Meaning of ‘money or money’s worth’
‘Money or money’s worth’ has a wider meaning than simply just cash, for instance if an individual transferred beneficial ownership of a policy to another person in return for a valuable asset then that would be an assignment for money’s worth.
In many cases an insurer will have information about an assignment which will enable it to decide whether the assignment was for money or money’s worth, and so whether chargeable event certificates need to be issued. The Stamp Duty category is not always a sound indicator of whether consideration has been given on the assignment because the wrong deed is sometimes used.
IPTM7370 to IPTM7385 give guidance on whether an assignment is for money or money’s worth in certain cases, such as on divorce. In other cases, the insurer is entitled to assume that an assignment is not for money or money’s worth unless it has information indicating that the assignment was for money or money’s worth, for instance that the purchaser of the policy is a dealer in second-hand policies. It is not required to enquire further into the nature of a particular assignment.
Where the assignment is pursuant to a court order, it is not for money or money’s worth. This is only likely to arise on divorce or separation.

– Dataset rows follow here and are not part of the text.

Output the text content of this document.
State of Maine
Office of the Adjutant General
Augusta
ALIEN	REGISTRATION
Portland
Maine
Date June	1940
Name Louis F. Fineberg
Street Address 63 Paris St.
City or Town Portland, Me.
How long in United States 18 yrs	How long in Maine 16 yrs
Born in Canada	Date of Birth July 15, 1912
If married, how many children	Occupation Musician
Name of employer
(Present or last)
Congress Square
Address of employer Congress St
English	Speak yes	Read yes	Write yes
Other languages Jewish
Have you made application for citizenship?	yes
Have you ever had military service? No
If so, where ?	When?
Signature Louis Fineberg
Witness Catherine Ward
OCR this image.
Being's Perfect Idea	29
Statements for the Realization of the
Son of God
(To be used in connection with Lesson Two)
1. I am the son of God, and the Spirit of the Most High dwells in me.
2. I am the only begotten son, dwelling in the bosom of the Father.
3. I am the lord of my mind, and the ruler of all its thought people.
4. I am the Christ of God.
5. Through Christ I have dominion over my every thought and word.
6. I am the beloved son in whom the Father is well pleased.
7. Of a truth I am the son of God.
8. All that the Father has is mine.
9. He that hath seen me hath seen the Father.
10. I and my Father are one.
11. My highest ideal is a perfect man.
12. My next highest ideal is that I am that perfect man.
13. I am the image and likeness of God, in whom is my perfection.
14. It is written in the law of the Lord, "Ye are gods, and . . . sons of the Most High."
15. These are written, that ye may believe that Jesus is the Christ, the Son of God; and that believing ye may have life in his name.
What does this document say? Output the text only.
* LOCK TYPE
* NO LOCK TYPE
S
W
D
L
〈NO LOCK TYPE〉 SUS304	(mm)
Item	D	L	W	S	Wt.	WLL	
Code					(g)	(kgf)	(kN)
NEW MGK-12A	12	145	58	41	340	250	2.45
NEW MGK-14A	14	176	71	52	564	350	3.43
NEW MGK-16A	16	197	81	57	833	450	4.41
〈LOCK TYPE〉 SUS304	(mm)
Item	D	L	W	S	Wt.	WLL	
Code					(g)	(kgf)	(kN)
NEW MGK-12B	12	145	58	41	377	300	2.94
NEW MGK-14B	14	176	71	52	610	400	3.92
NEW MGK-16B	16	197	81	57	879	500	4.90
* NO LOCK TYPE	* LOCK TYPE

Part assignments for money or money’s worth
An assignment of part of the rights (a ‘part assignment’) for money or money’s worth might be a chargeable event in its own right if a transaction-related calculation shows a gain. Or it may give rise to an ‘excess event’. These questions are considered in detail in IPTM7600 onwards.
Part assignments not for money or money’s worth
A part assignment which occurs in an insurance year beginning on or after 6 April 2001 that is not for money or money’s worth, for instance by way of gift, cannot be a chargeable event or give rise to an excess event.
A part assignment not for money or money’s worth that occurred in an insurance year beginning before 6 April 2001 may have given rise to an excess event under the pre-FA01 legislation. The gain on such an event should be deducted in computing the gain on a later full surrender, maturity, whole assignment or death in the same way as for gains on other excess events - see IPTM7510 for the calculation rule.